FARDELLI E SOLUZIONI. Anche la sostenibilità etica della soppressione dei disabili gravi attraverso l’«eutanasia non volontaria», secondo Singer, è una linea di pensiero destinata a spuntarla. Non solo con la riforma di Obama il rifiuto di curare i neonati malformati diventerà più comune, sostiene il prof di Princeton, ma si sta diffondendo già adesso. E «non necessariamente per via dei costi».

Ecco le sue parole:

«Se un bambino nasce con una massiccia emorragia cerebrale significa che resterà così gravemente disabile che in caso di sopravvivenza non sarà mai in grado nemmeno di riconoscere sua madre, non sarà in grado di interagire con nessun altro essere umano, se ne starà semplicemente sdraiato lì sul letto e potrà essere nutrito, ma questo è quel che avverrà, i dottori staccheranno il respiratore che tiene in vita il bambino. Non so se essi siano influenzati dalla necessità di ridurre i costi. Probabilmente sono influenzati semplicemente dal fatto che per i genitori quello sarà un fardello terribile, e per il figlio non ci sarà alcuna qualità della vita. Quindi stiamo già compiendo dei passi che portano alla terminazione consapevole e intenzionale della vita dei bambini gravemente disabili».

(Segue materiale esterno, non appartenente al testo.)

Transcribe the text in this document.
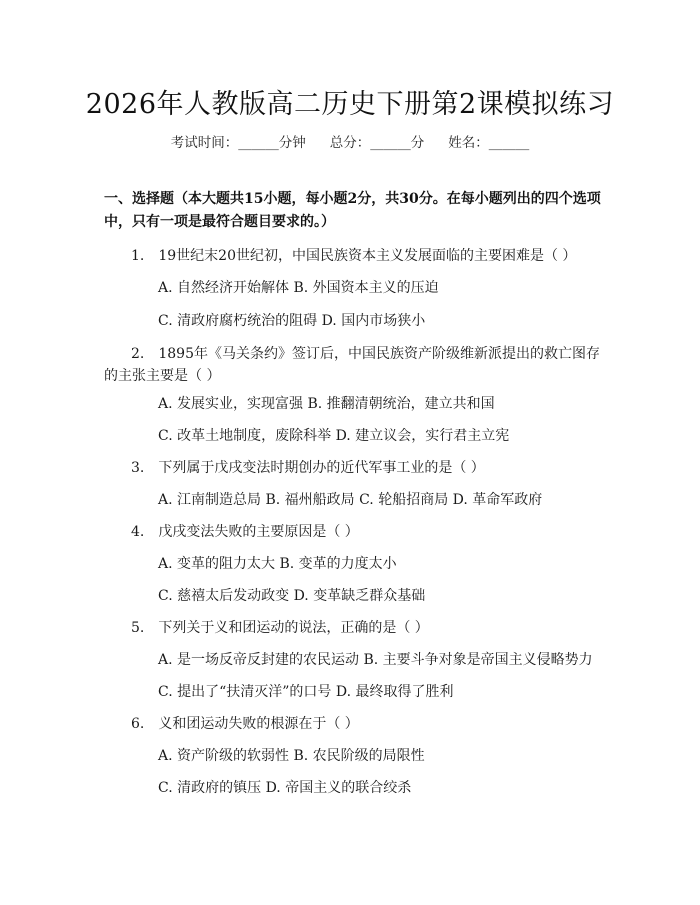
2026年人教版高二历史下册第2课模拟练习
考试时间：______分钟 总分：______分 姓名：______
一、选择题（本大题共15小题，每小题2分，共30分。在每小题列出的四个选项中，只有一项是最符合题目要求的。）
1.　19世纪末20世纪初，中国民族资本主义发展面临的主要困难是（ ）
A. 自然经济开始解体 B. 外国资本主义的压迫
C. 清政府腐朽统治的阻碍 D. 国内市场狭小
2.　1895年《马关条约》签订后，中国民族资产阶级维新派提出的救亡图存
的主张主要是（ ）
A. 发展实业，实现富强 B. 推翻清朝统治，建立共和国
C. 改革土地制度，废除科举 D. 建立议会，实行君主立宪
3.　下列属于戊戌变法时期创办的近代军事工业的是（ ）
A. 江南制造总局 B. 福州船政局 C. 轮船招商局 D. 革命军政府
4.　戊戌变法失败的主要原因是（ ）
A. 变革的阻力太大 B. 变革的力度太小
C. 慈禧太后发动政变 D. 变革缺乏群众基础
5.　下列关于义和团运动的说法，正确的是（ ）
A. 是一场反帝反封建的农民运动 B. 主要斗争对象是帝国主义侵略势力
C. 提出了“扶清灭洋”的口号 D. 最终取得了胜利
6.　义和团运动失败的根源在于（ ）
A. 资产阶级的软弱性 B. 农民阶级的局限性
C. 清政府的镇压 D. 帝国主义的联合绞杀
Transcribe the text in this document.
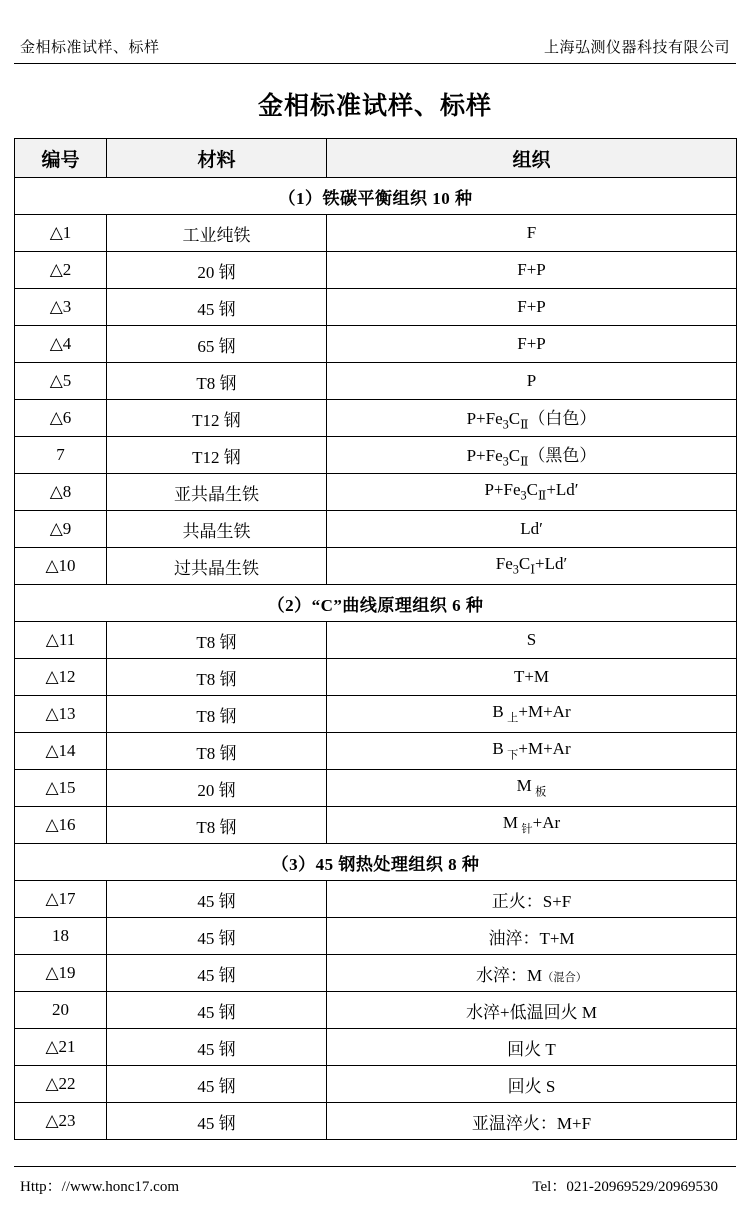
金相标准试样、标样	上海弘测仪器科技有限公司
金相标准试样、标样
编号	材料	组织
（1）铁碳平衡组织 10 种		
△1	工业纯铁	F
△2	20 钢	F+P
△3	45 钢	F+P
△4	65 钢	F+P
△5	T8 钢	P
△6	T12 钢	$P+Fe_3C_Ⅱ$（白色）
7	T12 钢	$P+Fe_3C_Ⅱ$（黑色）
△8	亚共晶生铁	$P+Fe_3C_Ⅱ+Ld'$
△9	共晶生铁	Ld′
△10	过共晶生铁	$Fe_3C_Ⅰ+Ld'$
（2）“C”曲线原理组织 6 种		
△11	T8 钢	S
△12	T8 钢	T+M
△13	T8 钢	B $_上$+M+Ar
△14	T8 钢	B $_下$+M+Ar
△15	20 钢	M $_板$
△16	T8 钢	M $_针$+Ar
（3）45 钢热处理组织 8 种		
△17	45 钢	正火：S+F
18	45 钢	油淬：T+M
△19	45 钢	水淬：M（混合）
20	45 钢	水淬+低温回火 M
△21	45 钢	回火 T
△22	45 钢	回火 S
△23	45 钢	亚温淬火：M+F
Http：//www.honc17.com	Tel：021-20969529/20969530
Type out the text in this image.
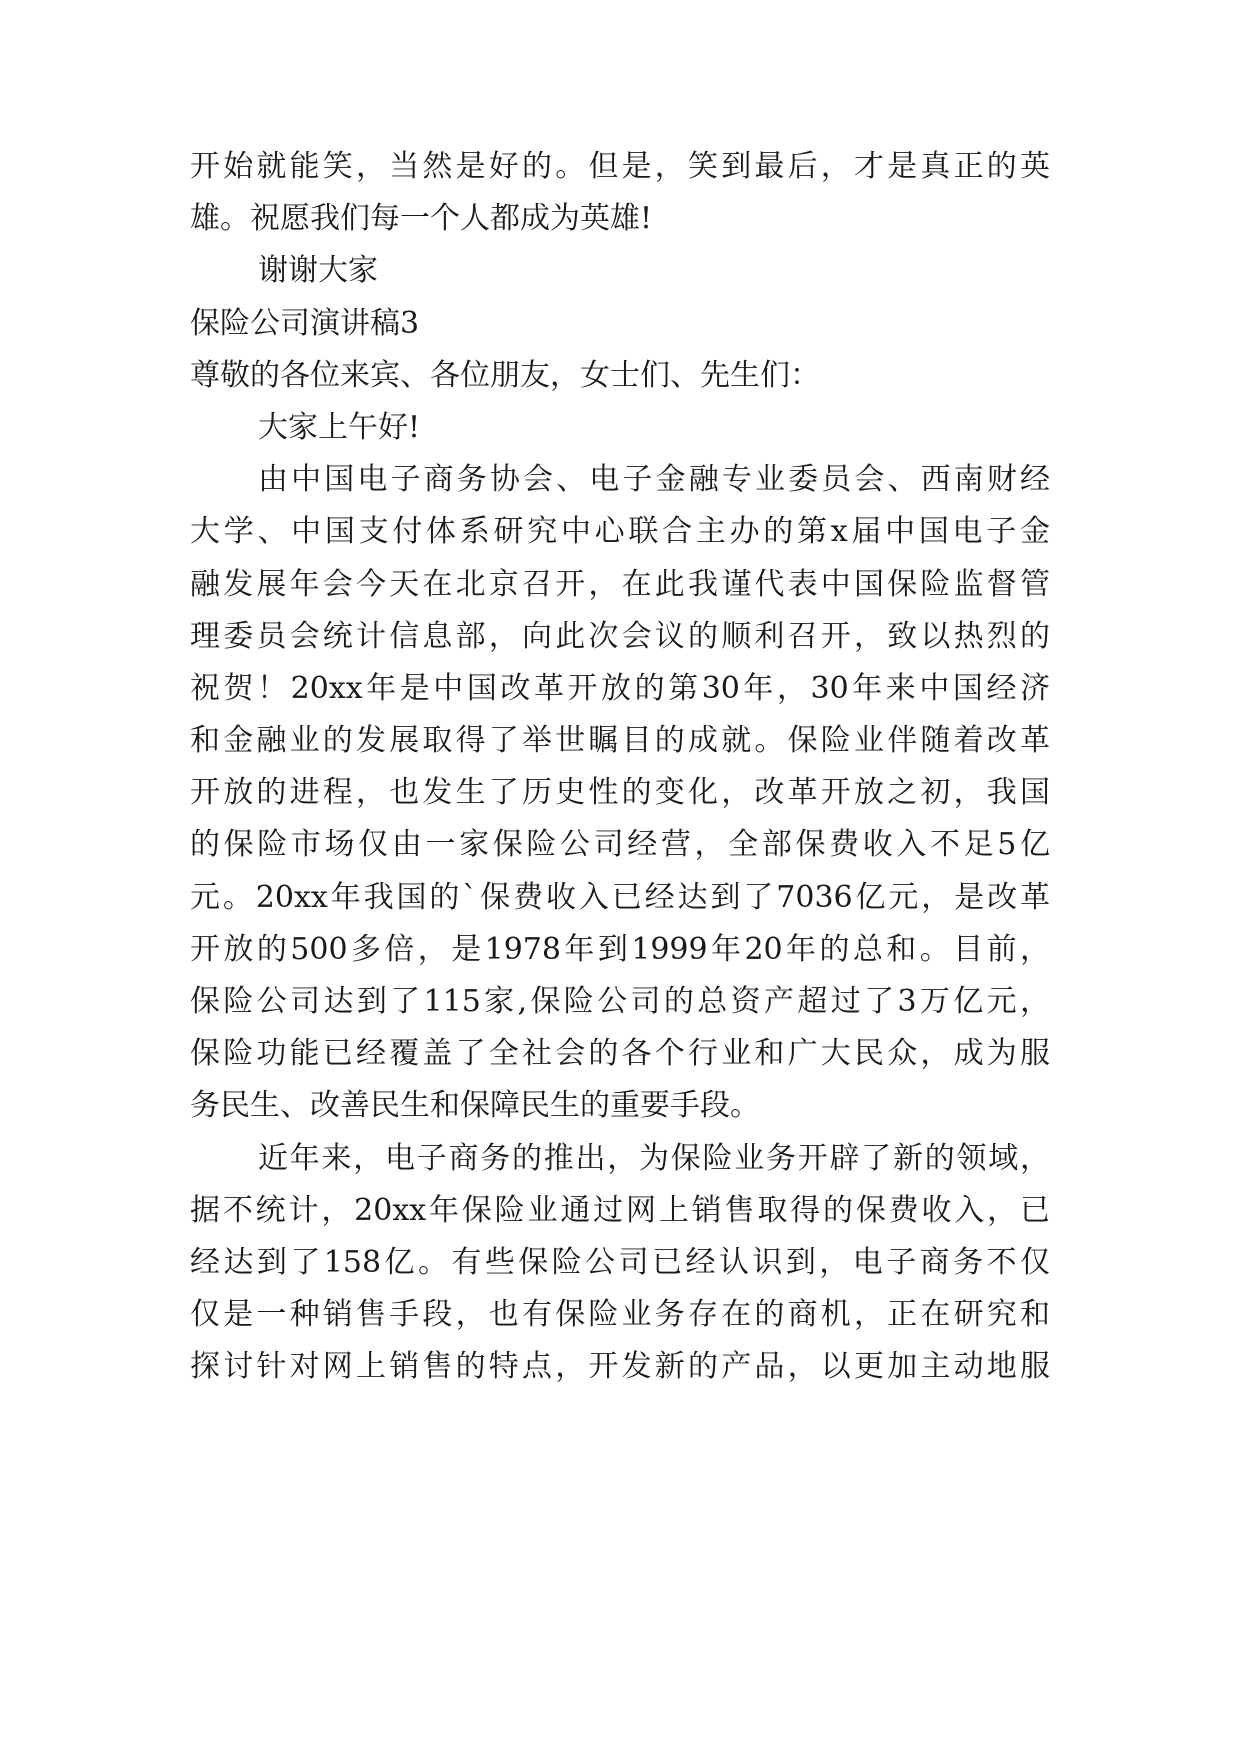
开始就能笑，当然是好的。但是，笑到最后，才是真正的英
雄。祝愿我们每一个人都成为英雄!
谢谢大家
保险公司演讲稿3
尊敬的各位来宾、各位朋友，女士们、先生们：
大家上午好!
由中国电子商务协会、电子金融专业委员会、西南财经
大学、中国支付体系研究中心联合主办的第x届中国电子金
融发展年会今天在北京召开，在此我谨代表中国保险监督管
理委员会统计信息部，向此次会议的顺利召开，致以热烈的
祝贺！20xx年是中国改革开放的第30年，30年来中国经济
和金融业的发展取得了举世瞩目的成就。保险业伴随着改革
开放的进程，也发生了历史性的变化，改革开放之初，我国
的保险市场仅由一家保险公司经营，全部保费收入不足5亿
元。20xx年我国的`保费收入已经达到了7036亿元，是改革
开放的500多倍，是1978年到1999年20年的总和。目前，
保险公司达到了115家,保险公司的总资产超过了3万亿元，
保险功能已经覆盖了全社会的各个行业和广大民众，成为服
务民生、改善民生和保障民生的重要手段。
近年来，电子商务的推出，为保险业务开辟了新的领域，
据不统计，20xx年保险业通过网上销售取得的保费收入，已
经达到了158亿。有些保险公司已经认识到，电子商务不仅
仅是一种销售手段，也有保险业务存在的商机，正在研究和
探讨针对网上销售的特点，开发新的产品，以更加主动地服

NON VOGLIO PAGARE DI PIÙ. Di più, un’eventuale futura istituzionalizzazione di questa pratica è auspicabile, secondo il filosofo. Trovandosi alle prese con pazienti per i quali le cure esistenti «non consentono di ottenere sufficienti benefici a fronte delle spese sostenute», allora per Singer sarebbe «ragionevole che i governi dicano: “Questo trattamento non sarà garantito dal sistema sanitario nazionale”. E penso che sarebbe ragionevole per le compagnie assicurative dire: “Sa, non la assicureremo per questo o non la assicureremo a meno che lei non sia preparato a pagare un premio extra”». Del resto per Singer «la maggioranza delle persone direbbe che è abbastanza ragionevole: non voglio che il premio della mia assicurazione sanitaria sia più alto per consentire a bambini che non potranno godere di alcuna qualità della vita di essere sottoposti a cure costose».